Admittedly, the higher penalty applies to all of the principles in Article 5 (which in a somewhat circular fashion includes security), but it explicitly covers “conditions for consent“, “data subject rights” and infringements involving transfers to third countries, areas untouched by the ICO’s DP penalty regime. The Regulation envisages monetary penalties at the higher level for processing without a condition, inaccuracy, poor retention, subject access as well as new rights like the right to be forgotten or the right to object. The ICO has issued a solitary penalty on fairness, and just one on accuracy – it has never fined on subject access, despite that being the largest single cause of data subject complaints.
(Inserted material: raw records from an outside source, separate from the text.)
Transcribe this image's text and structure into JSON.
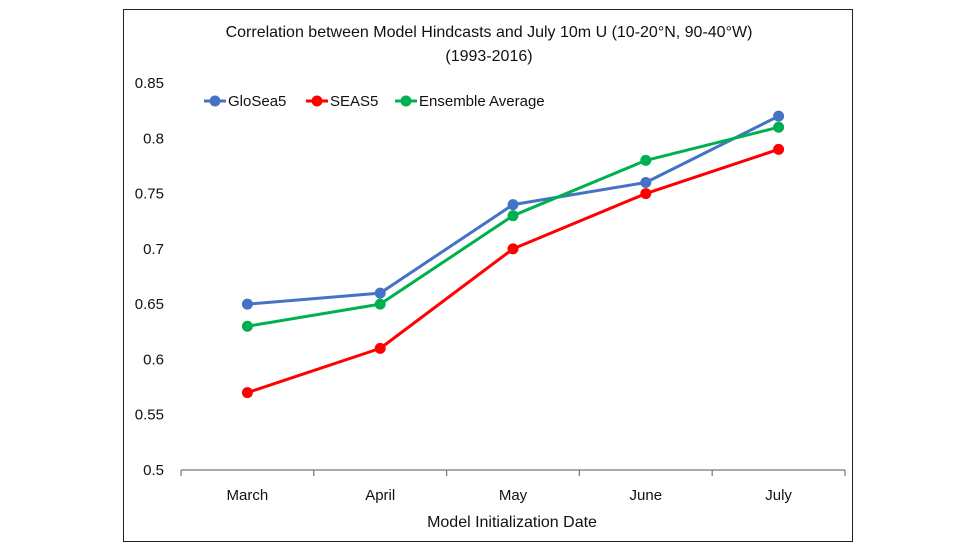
{
  "chart_data": {
    "type": "line",
    "title": "Correlation between Model Hindcasts and July 10m U (10-20°N, 90-40°W)",
    "subtitle": "(1993-2016)",
    "xlabel": "Model Initialization Date",
    "ylabel": "",
    "categories": [
      "March",
      "April",
      "May",
      "June",
      "July"
    ],
    "ylim": [
      0.5,
      0.85
    ],
    "yticks": [
      "0.5",
      "0.55",
      "0.6",
      "0.65",
      "0.7",
      "0.75",
      "0.8",
      "0.85"
    ],
    "grid": false,
    "legend_position": "top-left",
    "series": [
      {
        "name": "GloSea5",
        "color": "#4472C4",
        "values": [
          0.65,
          0.66,
          0.74,
          0.76,
          0.82
        ]
      },
      {
        "name": "SEAS5",
        "color": "#FF0000",
        "values": [
          0.57,
          0.61,
          0.7,
          0.75,
          0.79
        ]
      },
      {
        "name": "Ensemble Average",
        "color": "#00B050",
        "values": [
          0.63,
          0.65,
          0.73,
          0.78,
          0.81
        ]
      }
    ]
  }
}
The Regulation bites hard on the use of consent and legitimate interest, and misuse of data when relying on them would again carry the higher penalty. Most organisations that rely on consent or legitimate interest are outside the public sector, who rely more on legal obligations and powers. Indeed, the Regulation even allows for the public sector to be excluded from monetary penalties altogether if a member state wishes it. Nevertheless, since they got the power to issue them, only 24% of the ICO’s civil monetary penalties have been served on organisations outside the public sector (2 for charities and 12 for private sector).
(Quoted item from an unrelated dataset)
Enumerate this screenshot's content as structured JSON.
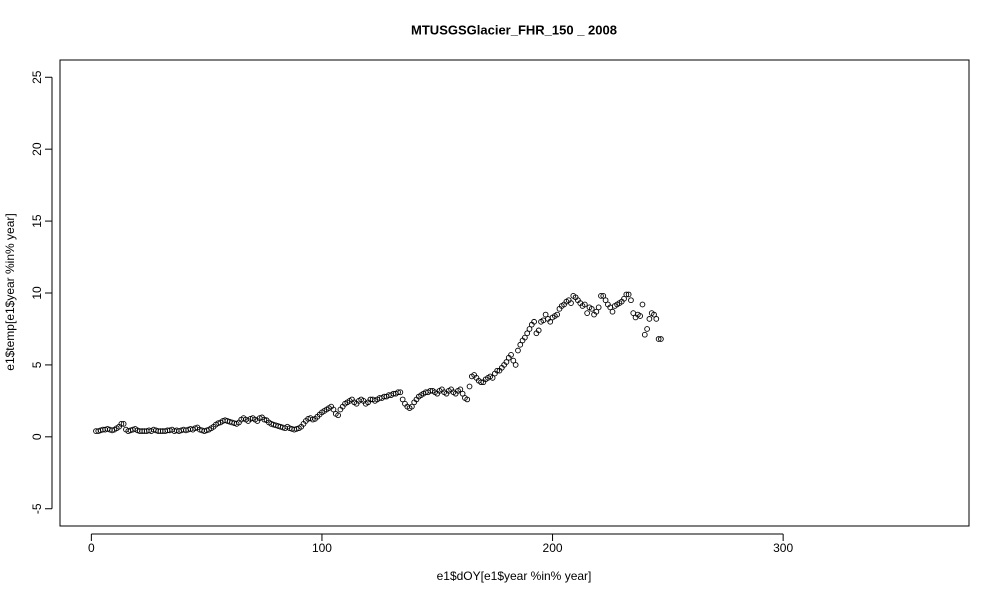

I doubt the ICO is ready for what the Regulation demands, and what data subjects will naturally expect from such a deliberate attempt to shape the enforcement of privacy rights. The penalties are too low. The dwindling amount of DP enforcement is based almost exclusively on self-reported security breaches. While the Regulation might feed a few private sector cases onto the conveyor belt by way of mandatory reporting of security breaches, it will do nothing for the ICO’s ability to identify suitable cases for anything else. Few ICO CMPs spring from data subject complaints, and anyone who has ever tried to alert Wilmslow to an ongoing breach when they are not directly affected knows how painful a process that can be. The ICO has not enforced on most of the principles.
It’s been my habit whenever talking about the Regulation to people I’m working for to emphasise the period we’re about to enter. There are two years before the Regulation comes into force; two years to get ready, to look at practice and procedure, two years to tighten up. The need to adapt to the future goes double for the Information Commissioner’s Office. Instead of canoodling with stakeholders and issuing wishy-washy guidance, wringing its hands and promising to be an ‘enabler’, the ICO should take a long hard look in the mirror. Its job is to enforce the law; everything else is an optional extra. It’s wise to assume that the wish for total DP harmonisation will probably be a pipe dream; it’s equally obvious that the Regulation will allow for much easier comparisons between EU member states, and the ICO’s lightest of light touches will be found wanting.